Independent Contractor or Employee?

Business owners often qualify their workers with the IRS as independent contractors instead of employees. The benefit to the employer is obvious – no payroll tax, minimum wage, overtime, meal periods and rest breaks, and no responsibility for things like unemployment insurance, disability insurance, or social security. However, although the temptation to classify a worker as an independent contractor can be alluring, an improper classification of an employee can have severe consequences for those who do so.

California typically begins with the presumption that worker is an employee rather than an independent contractor in cases where employment status is an issue. Importantly, a written agreement stating that someone is an independent contractor or employee is not conclusive with respect to independent contractor or employee status.

The leading California case on this topic is S. G. Borello & Sons, Inc. v Dept. of Industrial Relations (1989) 48 Cal.3d 341. In that case, the California Supreme Court developed the so-called “economic realities” test, which states that the most significant factor is the degree of control over the work and the way in which the work is to be done. The Court also outlined 11 additional factors to be considered:

  1. Whether the person performing services is engaged in an occupation or business distinct from that of the principal;
  2. Whether or not the work is a part of the regular business of the principal or alleged employer;
  3. Whether the principal or the worker supplies the instrumentalities, tools, and the place for the person doing the work;
  4. The alleged employee’s investment in the equipment or materials required by his or her task or his or her employment of helpers;
  5. Whether the service rendered requires a special skill;
  6. The kind of occupation, with reference to whether, in the locality, the work is usually done under the direction of the principal or by a specialist without supervision;
  7. The alleged employee’s opportunity for profit or loss depending on his or her managerial skill;
  8. The length of time for which the services are to be performed;
  9. The degree of permanence of the working relationship;
  10. The method of payment, whether by time or by the job; and
  11. Whether or not the parties believe they are creating an employer-employee relationship may have some bearing on the question, but is not determinative since this is a question of law based on objective tests.

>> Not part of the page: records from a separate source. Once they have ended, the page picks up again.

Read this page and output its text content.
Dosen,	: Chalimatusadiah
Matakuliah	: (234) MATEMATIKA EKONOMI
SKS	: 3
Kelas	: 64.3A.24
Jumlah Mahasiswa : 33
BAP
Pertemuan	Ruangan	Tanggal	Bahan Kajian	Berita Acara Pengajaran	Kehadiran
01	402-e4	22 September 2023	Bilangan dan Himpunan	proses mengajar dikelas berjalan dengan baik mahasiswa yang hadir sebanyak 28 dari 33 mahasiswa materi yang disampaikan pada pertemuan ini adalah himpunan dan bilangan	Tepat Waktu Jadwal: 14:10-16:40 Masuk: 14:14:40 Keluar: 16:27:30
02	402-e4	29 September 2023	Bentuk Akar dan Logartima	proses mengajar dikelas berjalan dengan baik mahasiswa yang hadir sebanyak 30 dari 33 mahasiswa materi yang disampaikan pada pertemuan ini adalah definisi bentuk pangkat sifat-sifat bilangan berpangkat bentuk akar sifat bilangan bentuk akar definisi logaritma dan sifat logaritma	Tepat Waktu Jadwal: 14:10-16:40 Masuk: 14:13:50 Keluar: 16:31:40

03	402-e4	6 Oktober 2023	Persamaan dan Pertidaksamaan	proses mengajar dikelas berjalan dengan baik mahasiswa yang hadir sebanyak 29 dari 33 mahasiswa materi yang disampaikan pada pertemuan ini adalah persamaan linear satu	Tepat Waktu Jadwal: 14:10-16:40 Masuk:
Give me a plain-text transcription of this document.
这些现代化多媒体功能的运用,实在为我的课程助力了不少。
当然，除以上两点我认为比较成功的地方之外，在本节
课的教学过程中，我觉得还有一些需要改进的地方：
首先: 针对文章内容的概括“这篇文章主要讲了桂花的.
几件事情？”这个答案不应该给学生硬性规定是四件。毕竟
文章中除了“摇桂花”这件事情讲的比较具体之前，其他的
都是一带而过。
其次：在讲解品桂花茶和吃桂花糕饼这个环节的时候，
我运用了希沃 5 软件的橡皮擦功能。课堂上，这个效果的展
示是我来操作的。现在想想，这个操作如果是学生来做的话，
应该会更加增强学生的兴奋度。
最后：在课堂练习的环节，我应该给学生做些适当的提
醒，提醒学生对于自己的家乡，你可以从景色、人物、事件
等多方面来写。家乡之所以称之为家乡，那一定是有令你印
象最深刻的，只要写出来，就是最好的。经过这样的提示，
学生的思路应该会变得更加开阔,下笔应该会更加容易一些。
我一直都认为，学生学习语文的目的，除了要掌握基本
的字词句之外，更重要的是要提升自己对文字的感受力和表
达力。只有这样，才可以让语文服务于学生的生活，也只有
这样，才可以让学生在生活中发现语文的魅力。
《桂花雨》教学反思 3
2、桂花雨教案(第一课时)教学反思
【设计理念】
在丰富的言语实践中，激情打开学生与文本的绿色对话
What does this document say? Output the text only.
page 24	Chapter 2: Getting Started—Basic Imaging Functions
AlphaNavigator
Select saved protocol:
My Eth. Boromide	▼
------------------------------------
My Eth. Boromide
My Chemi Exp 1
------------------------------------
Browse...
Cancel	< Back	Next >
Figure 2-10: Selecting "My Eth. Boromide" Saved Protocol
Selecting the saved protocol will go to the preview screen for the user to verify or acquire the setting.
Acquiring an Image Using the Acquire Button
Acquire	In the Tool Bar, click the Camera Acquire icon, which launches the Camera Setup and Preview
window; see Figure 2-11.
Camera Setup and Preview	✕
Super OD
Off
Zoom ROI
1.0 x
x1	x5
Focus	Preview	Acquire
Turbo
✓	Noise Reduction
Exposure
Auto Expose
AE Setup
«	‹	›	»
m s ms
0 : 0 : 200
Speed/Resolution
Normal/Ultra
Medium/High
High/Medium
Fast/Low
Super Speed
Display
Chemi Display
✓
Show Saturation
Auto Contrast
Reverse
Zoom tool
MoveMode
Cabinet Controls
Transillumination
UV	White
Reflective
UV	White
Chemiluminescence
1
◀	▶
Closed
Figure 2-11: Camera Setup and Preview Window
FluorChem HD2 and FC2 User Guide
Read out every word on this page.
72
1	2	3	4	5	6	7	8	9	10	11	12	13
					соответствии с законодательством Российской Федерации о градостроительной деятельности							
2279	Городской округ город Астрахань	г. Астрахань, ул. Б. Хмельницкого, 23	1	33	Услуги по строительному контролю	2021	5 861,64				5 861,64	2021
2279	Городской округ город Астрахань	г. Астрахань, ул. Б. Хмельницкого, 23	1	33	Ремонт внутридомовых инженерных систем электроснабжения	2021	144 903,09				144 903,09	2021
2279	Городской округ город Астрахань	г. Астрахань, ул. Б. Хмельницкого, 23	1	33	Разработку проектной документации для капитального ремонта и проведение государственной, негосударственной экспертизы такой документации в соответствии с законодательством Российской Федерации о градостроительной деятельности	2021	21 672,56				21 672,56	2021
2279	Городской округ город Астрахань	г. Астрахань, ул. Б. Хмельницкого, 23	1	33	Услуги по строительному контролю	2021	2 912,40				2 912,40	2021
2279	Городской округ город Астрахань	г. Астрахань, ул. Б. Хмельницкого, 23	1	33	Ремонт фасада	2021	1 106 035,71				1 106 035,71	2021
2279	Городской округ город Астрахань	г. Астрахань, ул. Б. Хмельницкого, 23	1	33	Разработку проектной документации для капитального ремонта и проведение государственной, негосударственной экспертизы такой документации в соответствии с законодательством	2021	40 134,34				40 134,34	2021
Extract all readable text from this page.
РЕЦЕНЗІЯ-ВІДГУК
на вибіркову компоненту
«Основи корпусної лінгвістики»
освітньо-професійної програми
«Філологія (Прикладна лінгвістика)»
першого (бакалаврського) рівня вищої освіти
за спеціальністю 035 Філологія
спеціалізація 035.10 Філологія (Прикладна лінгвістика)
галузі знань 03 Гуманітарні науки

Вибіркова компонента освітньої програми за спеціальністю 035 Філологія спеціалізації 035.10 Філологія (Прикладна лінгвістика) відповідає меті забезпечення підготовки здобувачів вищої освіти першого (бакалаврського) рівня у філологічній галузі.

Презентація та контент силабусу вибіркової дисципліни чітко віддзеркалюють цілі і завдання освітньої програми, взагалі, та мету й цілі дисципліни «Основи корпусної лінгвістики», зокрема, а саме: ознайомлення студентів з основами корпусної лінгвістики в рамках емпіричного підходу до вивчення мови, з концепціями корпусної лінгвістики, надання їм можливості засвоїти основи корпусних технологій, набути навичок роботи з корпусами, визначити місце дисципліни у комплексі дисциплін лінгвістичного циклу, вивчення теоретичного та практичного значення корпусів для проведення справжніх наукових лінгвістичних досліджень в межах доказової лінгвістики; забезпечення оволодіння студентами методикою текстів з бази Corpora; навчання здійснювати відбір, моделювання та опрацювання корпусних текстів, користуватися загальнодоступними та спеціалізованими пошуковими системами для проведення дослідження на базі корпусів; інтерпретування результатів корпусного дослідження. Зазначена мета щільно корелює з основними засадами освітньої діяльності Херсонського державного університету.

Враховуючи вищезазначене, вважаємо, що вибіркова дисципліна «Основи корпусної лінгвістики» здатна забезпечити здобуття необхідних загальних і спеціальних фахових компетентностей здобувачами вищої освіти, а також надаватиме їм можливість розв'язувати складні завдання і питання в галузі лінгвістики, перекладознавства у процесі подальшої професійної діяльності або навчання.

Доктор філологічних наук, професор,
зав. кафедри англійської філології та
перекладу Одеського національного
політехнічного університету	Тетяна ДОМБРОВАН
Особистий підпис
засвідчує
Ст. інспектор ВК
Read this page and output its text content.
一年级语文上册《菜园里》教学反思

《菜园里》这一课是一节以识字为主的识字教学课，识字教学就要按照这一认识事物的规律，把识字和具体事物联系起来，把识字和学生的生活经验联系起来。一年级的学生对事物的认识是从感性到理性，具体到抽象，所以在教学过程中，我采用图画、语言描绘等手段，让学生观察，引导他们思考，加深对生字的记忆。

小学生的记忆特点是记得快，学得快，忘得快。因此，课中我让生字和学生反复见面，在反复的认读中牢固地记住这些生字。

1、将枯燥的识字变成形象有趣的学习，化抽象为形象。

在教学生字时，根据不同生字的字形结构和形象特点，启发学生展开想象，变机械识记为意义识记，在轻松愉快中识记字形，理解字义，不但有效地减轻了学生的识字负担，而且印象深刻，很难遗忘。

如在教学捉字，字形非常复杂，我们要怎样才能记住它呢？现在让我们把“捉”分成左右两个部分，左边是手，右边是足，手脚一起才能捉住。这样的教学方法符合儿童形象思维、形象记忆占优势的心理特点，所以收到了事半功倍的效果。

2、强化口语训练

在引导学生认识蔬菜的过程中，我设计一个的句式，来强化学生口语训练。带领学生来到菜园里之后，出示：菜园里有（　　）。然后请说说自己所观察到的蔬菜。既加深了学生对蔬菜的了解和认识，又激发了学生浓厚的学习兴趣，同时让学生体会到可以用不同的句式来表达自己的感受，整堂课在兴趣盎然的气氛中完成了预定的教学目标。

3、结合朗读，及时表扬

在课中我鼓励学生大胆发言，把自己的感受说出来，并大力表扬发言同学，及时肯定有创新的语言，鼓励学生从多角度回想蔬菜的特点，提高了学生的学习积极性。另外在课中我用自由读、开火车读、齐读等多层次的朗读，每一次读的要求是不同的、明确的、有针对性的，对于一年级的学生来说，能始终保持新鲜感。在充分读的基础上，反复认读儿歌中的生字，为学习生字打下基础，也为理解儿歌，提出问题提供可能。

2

Even where the employer does not control the work details, and employer-employee relationship can still be found. Furthermore, the penalties for violations can be severe and can include liability for things like:

  • back pay and unpaid overtime;
  • losses related to the employee’s share of payroll taxes, benefits, and insurance;
  • “liquidated damages” in an amount equal to unpaid wages;
  • statutory penalties; and
  • attorney’s fees and costs.

For these reasons, it is extremely important that a business owner thoroughly examine each working relationship before labeling a worker as an employee or independent contractor. A qualified attorney can assist you in making this determination and avoiding significant headaches and expenses down the road.